Тут очень образованный человек недовольно насупился и даже сдал назад, как бы устанавливая дистанцию. Дескать, держись на расстоянии. Голыми руками меня не возьмёшь. Я подумала, что у моего собеседника наверняка не всё в порядке с личной жизнью. И то, что у инвалидов она гораздо более удачная,  вызывает у него сильное раздражение. В подтверждение этой догадки он начал пыхтеть и надувать щёки, всем видом демонстрируя, что якобы утомился слушать. Но было очевидно, что он скрывал своё ущемлённое самолюбие. А то как же! Какие-то уродцы хорошо устроены в жизни, добились успеха, семейного благосостояния, а он нет. С огромным наслаждением я продолжала втыкать в гордыню этого типа иглы. Уж очень хотелось пронять его до самых гнилых кишок.

– У Стива Хокинга с этим самым тоже было всё в порядке. Дети рождались регулярно, несмотря на прогрессирование заболевания моторных нейронов. Стив послужил своему отечеству на славу. А сколько у него великих наград! Член Лондонского королевского общества, профессор Кембриджского университета, куча медалей, орденов, премий. Один из ста величайших британцев. В работе использовал синтезатор и рабочую мышцу щеки. Написал бестселлер «Краткая история времени». Рекомендую.
– Я читал, ответил вдруг очень образованный человек. – Но, видите ли, милая бариш-ш-ш ня, вы говорите не о том.

Я вспыхнула до кончиков ушей. Казалось, глаза тоже налились жаром. Меня, тётку с редкостным «багажом», назвали «баришней». В этой издевательской «и» я усмотрела попытку унизить моё достоинство.

– Я говорю не о здравомыслящих, а об умственно отсталых – кретинах, даунах, аутистах, алигофренах, микроцефалах, имбицилах и прочих.
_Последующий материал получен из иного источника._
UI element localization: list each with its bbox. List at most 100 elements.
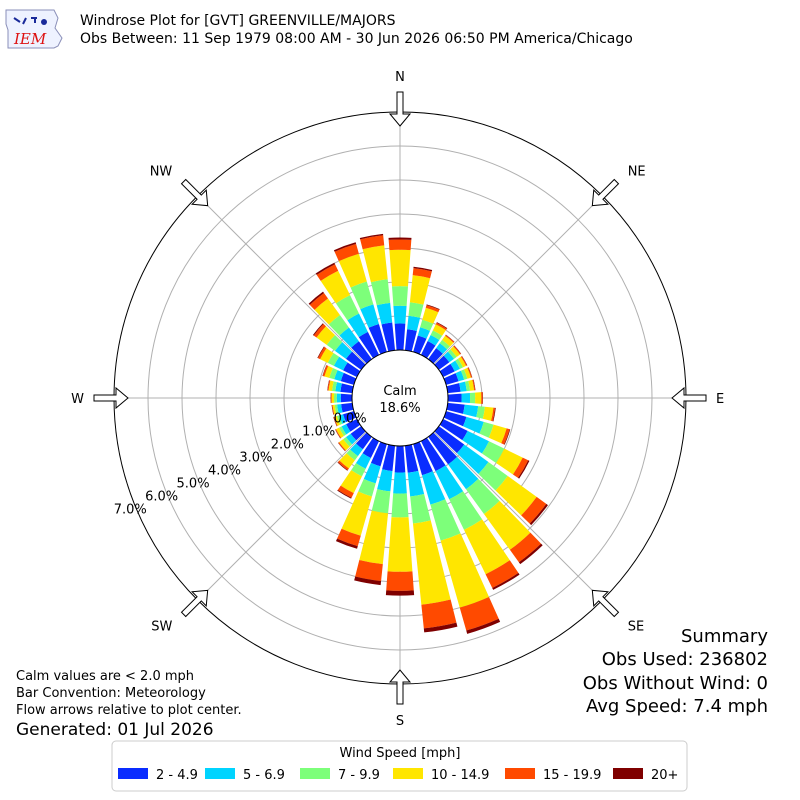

По всей стране их довольно большой процент.

– Но бывают врачебные ошибки. Например, когда гениальный японский пианист и композитор Нобуюки Цудзии только появился на свет, то к диагнозу «врождённая слепота» врачи ему добавили ещё один – синдром Дауна.  Потом-то выяснилось, что он никакой не даун. На Конкурсе пианистов Вана Клиберна в Техасе знаменитый японец завоевал золотую медаль.

Про очень образованного человека я подумала: «Эк ты выкрутился – чисто аспид. Начал с ДЦП, а теперь переключился на кретинизм. Типа, я тебя не правильно поняла, ты вовсе не фашист в шапке-ушанке, а напротив – человеколюб, державник, радеющей за Отчизну». Вскипев, я воскликнула:

–Эти прочие, о коих вы упомянули – граждане своей страны!
– Какие же это граждане, если они не имеют права голосовать, не могут создавать семьи, ни за что не отвечают? При этом неадекватны. Им требуется особый уход. Некоторых нужно содержать за решёткой, как зверьё. Чем они в таком случае отличаются от животных?
– Вы верите в Бога?
– Понимаю, куда вы клоните. Станете доказывать, что Высший разум создаёт человека по своему усмотрению, наделяя тело душой? Как же тогда понимать единство души, духа и тела, если тела по сути нет. Ведь не станете же вы доказывать, что некий индивид, лишённый ума, как самого важного органа, может быть человеком. Некоторые из-за своих увечий – врождённых ли, приобретённых – лишь отдалённо напоминают людей. И только мозг, размещённый вне обозрения, под черепной коробкой, проявляя когнитивные способности через тело своего обладателя, даёт понимание того, является ли данный гоминид разумным существом. Если инвалид выражает мысли речью или жестом, это доказывает, что он человек. Если же его активность ограничивается самопроизвольным пусканием  пузырей из ротового отверстия  и экскрементов из отверстия прямо противоположного – тогда… из-з-з-звините.
 
– А как же те, кто годами лежит в коме? Ведь они всё слышат, понимают, чувствуют, но не могут даже пальцем пошевелить, – сказала я и вспомнила фильм «Поговори с ней». Сюжет в картине хоть и не стандартный, но жизненный. В своё время моладрама получила «Оскара» за самый оригинальный сценарий. Медбрат, ухаживая за девушкой, лежащей в коме, вступает с ней в половой контакт и пациентка беременеет. Для девушки всё заканчивается хорошо, она выписывается из больницы в полном здравии, а парень убивает себя в тюрьме.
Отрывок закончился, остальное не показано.